If we look back at the story of Jonah we see a man who was called by God.   He was called to go preach to the Ninevites.  Jesus just compared the men listening to Him, the ones demanding a sign to these Ninevites.  Who were they?  They were a despised race.  The war driven enemies of the Israelites.  The Assyrians. In 722 B.C. the Assyrians had completely conquered most of the Israelite people and took them captive.   This led eventually to the destruction of the temple during the Babylonian captivity.  Here Jesus is comparing the people standing around him to the Ninevites, the very people they would have blamed for the start of the worst time in Jewish history.  The temple was everything!  That was where God was, and here Solomon's temple had been completely destroyed as a result of the Ninevites. 

The story of Jonah itself took place before that event.   Jonah himself also didn't want to reach out to the Ninevites.  They were the "Las Vegas", the Sin City of their time. The darkest of the dark.  The cruelest of the cruel.  They were the enemy.   He would rather have seen God's justice rain down on them from on high, destroying them entirely.  In the Veggi Tales version, we see Jonah sitting up on a very high place watching for this very thing to occur.  They were Jonah's other, the enemy, "them." Time had not changed this and if anything, the Assyrian people were more hated by the contemporary Jew of Jesus time. 

Then we have the very nature of the sign of Jonah itself.   Jonah of course, we all know is the story of the man who ran from God and was swallowed by a fish for 3 nights and 3 days.   Here we have Jesus telling the people around him that Jonah, who ran from God at first, when he came to do God's will was completely successful in God's endeavor.  The people of Nineveh immediately repented of their sin and hard hearts, putting on sack cloth and ashes.  Jesus, who came performing miracles, and from the very outset of his ministry was completely obedient to God... was watching those around him not turn their hearts. 

He was both predicting his own death and resurrection, but also warning them that they were accountable for their refusal to hear his message.  Here was the rub of what he said, he in effect said "Those sinners, the worst ones you can think of, the people you hate the most, your very enemies... listened to God before you will.  They were the ones who came to God, and you refuse to hear me.  So I will show you the same sign that God showed them, for three days and three nights I will be lost to the world.  Then I shall be found again, in your presence, and my message of repentance will call out to you." 

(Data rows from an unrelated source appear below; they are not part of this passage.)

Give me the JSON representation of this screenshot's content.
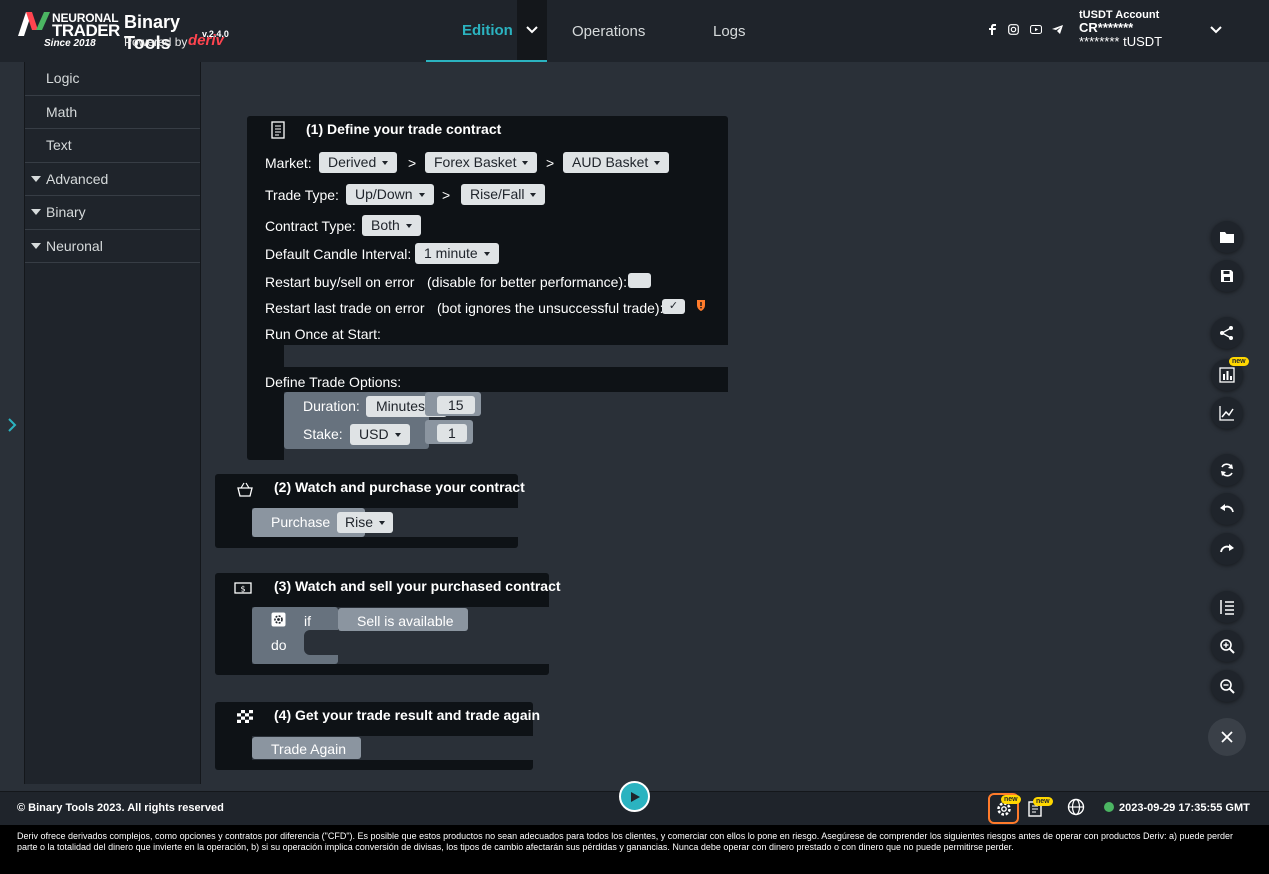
{
  "brand": {
    "name_line1": "NEURONAL",
    "name_line2": "TRADER",
    "since": "Since 2018",
    "product": "Binary Tools",
    "version": "v.2.4.0",
    "powered_by": "Powered by",
    "powered_brand": "deriv"
  },
  "nav": {
    "edition": "Edition",
    "operations": "Operations",
    "logs": "Logs"
  },
  "account": {
    "label": "tUSDT Account",
    "id": "CR*******",
    "balance": "******** tUSDT"
  },
  "toolbox": {
    "items": [
      {
        "label": "Logic",
        "caret": false
      },
      {
        "label": "Math",
        "caret": false
      },
      {
        "label": "Text",
        "caret": false
      },
      {
        "label": "Advanced",
        "caret": true
      },
      {
        "label": "Binary",
        "caret": true
      },
      {
        "label": "Neuronal",
        "caret": true
      }
    ]
  },
  "block1": {
    "title": "(1) Define your trade contract",
    "market_label": "Market:",
    "market": [
      "Derived",
      "Forex Basket",
      "AUD Basket"
    ],
    "sep": ">",
    "trade_type_label": "Trade Type:",
    "trade_type": [
      "Up/Down",
      "Rise/Fall"
    ],
    "contract_type_label": "Contract Type:",
    "contract_type": "Both",
    "candle_label": "Default Candle Interval:",
    "candle": "1 minute",
    "restart_err_label": "Restart buy/sell on error",
    "restart_err_hint": "(disable for better performance):",
    "restart_last_label": "Restart last trade on error",
    "restart_last_hint": "(bot ignores the unsuccessful trade):",
    "restart_last_check": "✓",
    "run_once_label": "Run Once at Start:",
    "options_label": "Define Trade Options:",
    "duration_label": "Duration:",
    "duration_unit": "Minutes",
    "duration_value": "15",
    "stake_label": "Stake:",
    "stake_currency": "USD",
    "stake_value": "1"
  },
  "block2": {
    "title": "(2) Watch and purchase your contract",
    "purchase_label": "Purchase",
    "purchase_value": "Rise"
  },
  "block3": {
    "title": "(3) Watch and sell your purchased contract",
    "if_label": "if",
    "do_label": "do",
    "condition": "Sell is available"
  },
  "block4": {
    "title": "(4) Get your trade result and trade again",
    "action": "Trade Again"
  },
  "badges": {
    "new": "new"
  },
  "footer": {
    "copyright": "© Binary Tools 2023. All rights reserved",
    "datetime": "2023-09-29 17:35:55 GMT",
    "disclaimer": "Deriv ofrece derivados complejos, como opciones y contratos por diferencia (\"CFD\"). Es posible que estos productos no sean adecuados para todos los clientes, y comerciar con ellos lo pone en riesgo. Asegúrese de comprender los siguientes riesgos antes de operar con productos Deriv: a) puede perder parte o la totalidad del dinero que invierte en la operación, b) si su operación implica conversión de divisas, los tipos de cambio afectarán sus pérdidas y ganancias. Nunca debe operar con dinero prestado o con dinero que no puede permitirse perder."
  },
  "colors": {
    "accent": "#2bb3c0",
    "header_bg": "#1f242b",
    "workspace_bg": "#2a3038",
    "block_bg": "#0e1216",
    "status_green": "#4bb562",
    "brand_red": "#ff444f"
  }
}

What does this all mean to us?   How do we actualize this to our lives?  When Jonah came to call the Ninevites to repentance, the message was "40 days more and this city will be destroyed."  We have a similar call to repentance, in which we hear the "wages of sin is death."   We, just like the Pharisees gathered around Jesus in the Gospel are called to repent.   Our city, our earthly body, is eventually going to be destroyed.  For it is appointed unto man, once to die.  We all have that in common, but we all have a choice.  We can continue on in our sin and not worry, refusing to hear and believe in the sign of Jesus Christ, in the resurrection that frees us from the impending death for eternity; or we can turn from our sin like the Ninevites and trust in God's promise.

Which brings us back to the First reading:

Through him we have received the grace of apostleship, 
to bring about the obedience of faith,
for the sake of his name, among all the Gentiles,
among whom are you also, who are called to belong to Jesus Christ;
to all the beloved of God in Rome, called to be holy.

You are called to be Holy.   You are called to belong to Jesus Christ. Do you follow Him?  Or reject him? What do you choose?